If the plan is for a commercial real estate fund, it’s always good to identify the special nature and characteristics of the fund, e.g., the fund might be a closed-end, leveraged, managed distribution fund that will only invest in certain types of assets, with certain target capitalization rates (a measure of how risky commercial real estate investment is).

The Property

It’s always good to have a section in the Plan that speaks to the property, or to possible properties that may be selected.

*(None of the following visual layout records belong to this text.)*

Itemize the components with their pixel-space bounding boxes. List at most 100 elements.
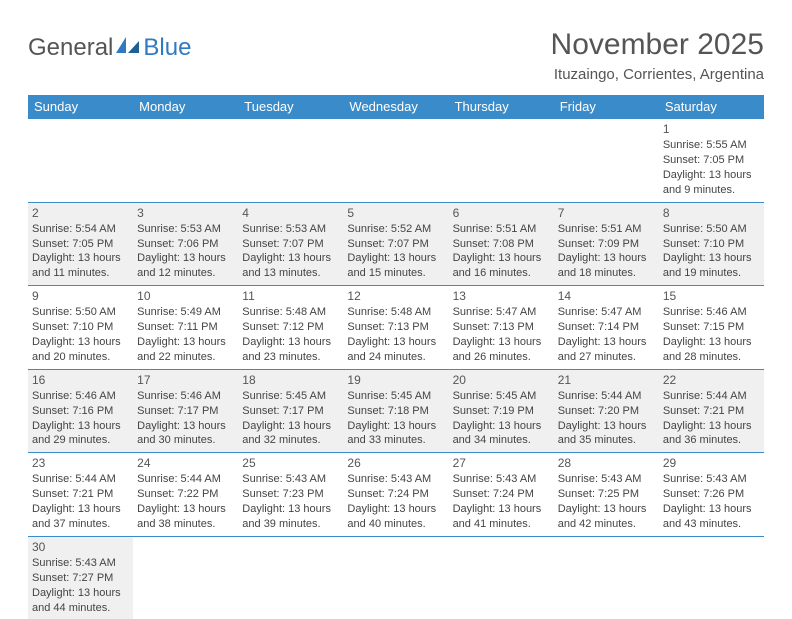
day-number: 14: [558, 288, 655, 304]
calendar-cell: 11Sunrise: 5:48 AMSunset: 7:12 PMDayligh…: [238, 286, 343, 370]
day-number: 3: [137, 205, 234, 221]
sunrise-text: Sunrise: 5:44 AM: [137, 472, 234, 487]
col-saturday: Saturday: [659, 95, 764, 119]
col-monday: Monday: [133, 95, 238, 119]
sunrise-text: Sunrise: 5:43 AM: [32, 556, 129, 571]
daylight-text: Daylight: 13 hours and 40 minutes.: [347, 502, 444, 532]
calendar-row: 9Sunrise: 5:50 AMSunset: 7:10 PM Daylight…: [28, 286, 764, 370]
sunrise-text: Sunrise: 5:46 AM: [32, 389, 129, 404]
sunset-text: Sunset: 7:10 PM: [663, 237, 760, 252]
sunset-text: Sunset: 7:26 PM: [663, 487, 760, 502]
sunrise-text: Sunrise: 5:43 AM: [558, 472, 655, 487]
day-number: 27: [453, 455, 550, 471]
day-number: 16: [32, 372, 129, 388]
sunrise-text: Sunrise: 5:45 AM: [242, 389, 339, 404]
calendar-cell: 5Sunrise: 5:52 AMSunset: 7:07 PMDaylight…: [343, 202, 448, 286]
sunset-text: Sunset: 7:09 PM: [558, 237, 655, 252]
sunrise-text: Sunrise: 5:47 AM: [558, 305, 655, 320]
daylight-text: Daylight: 13 hours and 32 minutes.: [242, 419, 339, 449]
daylight-text: Daylight: 13 hours and 11 minutes.: [32, 251, 129, 281]
daylight-text: Daylight: 13 hours and 39 minutes.: [242, 502, 339, 532]
day-number: 17: [137, 372, 234, 388]
sunset-text: Sunset: 7:15 PM: [663, 320, 760, 335]
sunset-text: Sunset: 7:06 PM: [137, 237, 234, 252]
calendar-cell: [659, 536, 764, 619]
calendar-row: 30Sunrise: 5:43 AMSunset: 7:27 PMDayligh…: [28, 536, 764, 619]
sunset-text: Sunset: 7:19 PM: [453, 404, 550, 419]
calendar-cell: 14Sunrise: 5:47 AMSunset: 7:14 PMDayligh…: [554, 286, 659, 370]
calendar-cell: 12Sunrise: 5:48 AMSunset: 7:13 PMDayligh…: [343, 286, 448, 370]
logo-text-1: General: [28, 34, 113, 62]
day-number: 29: [663, 455, 760, 471]
day-number: 6: [453, 205, 550, 221]
day-number: 5: [347, 205, 444, 221]
sunset-text: Sunset: 7:16 PM: [32, 404, 129, 419]
calendar-cell: [238, 536, 343, 619]
sunrise-text: Sunrise: 5:54 AM: [32, 222, 129, 237]
daylight-text: Daylight: 13 hours and 12 minutes.: [137, 251, 234, 281]
day-number: 26: [347, 455, 444, 471]
weekday-header-row: Sunday Monday Tuesday Wednesday Thursday…: [28, 95, 764, 119]
calendar-body: 1Sunrise: 5:55 AMSunset: 7:05 PMDaylight…: [28, 119, 764, 619]
calendar-cell: 21Sunrise: 5:44 AMSunset: 7:20 PMDayligh…: [554, 369, 659, 453]
sunrise-text: Sunrise: 5:45 AM: [347, 389, 444, 404]
calendar-cell: 15Sunrise: 5:46 AMSunset: 7:15 PMDayligh…: [659, 286, 764, 370]
daylight-text: Daylight: 13 hours and 13 minutes.: [242, 251, 339, 281]
day-number: 28: [558, 455, 655, 471]
calendar-cell: [28, 119, 133, 203]
sunset-text: Sunset: 7:23 PM: [242, 487, 339, 502]
calendar-cell: 8Sunrise: 5:50 AMSunset: 7:10 PMDaylight…: [659, 202, 764, 286]
calendar-cell: 26Sunrise: 5:43 AMSunset: 7:24 PMDayligh…: [343, 453, 448, 537]
sunset-text: Sunset: 7:10 PM: [32, 320, 129, 335]
daylight-text: Daylight: 13 hours and 44 minutes.: [32, 586, 129, 616]
daylight-text: Daylight: 13 hours and 28 minutes.: [663, 335, 760, 365]
daylight-text: Daylight: 13 hours and 35 minutes.: [558, 419, 655, 449]
calendar-cell: [133, 536, 238, 619]
sunrise-text: Sunrise: 5:53 AM: [137, 222, 234, 237]
daylight-text: Daylight: 13 hours and 24 minutes.: [347, 335, 444, 365]
calendar-cell: 22Sunrise: 5:44 AMSunset: 7:21 PMDayligh…: [659, 369, 764, 453]
daylight-text: Daylight: 13 hours and 16 minutes.: [453, 251, 550, 281]
sunset-text: Sunset: 7:05 PM: [32, 237, 129, 252]
daylight-text: Daylight: 13 hours and 18 minutes.: [558, 251, 655, 281]
calendar-cell: 30Sunrise: 5:43 AMSunset: 7:27 PMDayligh…: [28, 536, 133, 619]
day-number: 21: [558, 372, 655, 388]
sunset-text: Sunset: 7:17 PM: [137, 404, 234, 419]
sunrise-text: Sunrise: 5:46 AM: [663, 305, 760, 320]
daylight-text: Daylight: 13 hours and 29 minutes.: [32, 419, 129, 449]
sunrise-text: Sunrise: 5:50 AM: [32, 305, 129, 320]
calendar-cell: 9Sunrise: 5:50 AMSunset: 7:10 PMDaylight…: [28, 286, 133, 370]
day-number: 8: [663, 205, 760, 221]
page: General Blue November 2025 Ituzaingo, Co…: [0, 0, 792, 619]
sunset-text: Sunset: 7:07 PM: [347, 237, 444, 252]
sunrise-text: Sunrise: 5:43 AM: [663, 472, 760, 487]
calendar-cell: [449, 119, 554, 203]
day-number: 23: [32, 455, 129, 471]
calendar-cell: 4Sunrise: 5:53 AMSunset: 7:07 PMDaylight…: [238, 202, 343, 286]
day-number: 2: [32, 205, 129, 221]
calendar-cell: [238, 119, 343, 203]
sunrise-text: Sunrise: 5:51 AM: [558, 222, 655, 237]
day-number: 9: [32, 288, 129, 304]
sunrise-text: Sunrise: 5:50 AM: [663, 222, 760, 237]
sunset-text: Sunset: 7:24 PM: [347, 487, 444, 502]
day-number: 11: [242, 288, 339, 304]
sunrise-text: Sunrise: 5:44 AM: [558, 389, 655, 404]
sunset-text: Sunset: 7:22 PM: [137, 487, 234, 502]
daylight-text: Daylight: 13 hours and 34 minutes.: [453, 419, 550, 449]
sunrise-text: Sunrise: 5:48 AM: [347, 305, 444, 320]
logo: General Blue: [28, 28, 191, 62]
calendar-cell: [554, 536, 659, 619]
page-title: November 2025: [551, 28, 764, 62]
day-number: 15: [663, 288, 760, 304]
location-text: Ituzaingo, Corrientes, Argentina: [551, 66, 764, 83]
calendar-cell: 13Sunrise: 5:47 AMSunset: 7:13 PMDayligh…: [449, 286, 554, 370]
day-number: 24: [137, 455, 234, 471]
sunset-text: Sunset: 7:21 PM: [663, 404, 760, 419]
calendar-cell: [133, 119, 238, 203]
calendar-row: 2Sunrise: 5:54 AMSunset: 7:05 PMDaylight…: [28, 202, 764, 286]
sunset-text: Sunset: 7:21 PM: [32, 487, 129, 502]
daylight-text: Daylight: 13 hours and 36 minutes.: [663, 419, 760, 449]
sunrise-text: Sunrise: 5:43 AM: [453, 472, 550, 487]
daylight-text: Daylight: 13 hours and 41 minutes.: [453, 502, 550, 532]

This can be exemplified with photos, maps, renderings, drawings, plats, descriptions of the property, amenities, and the locale – in short, a part of the Plan that brings the concept to life – a moment of punctuation that delivers a moment of “Wow, there it is, that’s where the project will be built.”

Competitive Differentiation

A key question is always “how do the project and the funding opportunity stand apart from other developers and profit-seekers that focus on similar property investments?”

What helps here is to identify why the developer/sponsor/owner has a plan for development that is innovative, data-driven, and fueled by ground-level experience.

Another concept that helps here is to identify strategies for enhancing the value in the property/project, or, if applicable, in the portfolio.

Writing Your Commercial Real Estate Business Plan

Now that you’ve thought through all these issues, get ready to craft your commercial real estate business plan that features all the essential sections including: the business plan’s Highlights (a powerful type of Executive Summary), Introduction, the Company, Management, the Market, the Property, the Funding Opportunity, the Financial Strategy, and how you are different from, and better prepared for success than, the Competition. The business plan samples above should prove helpful.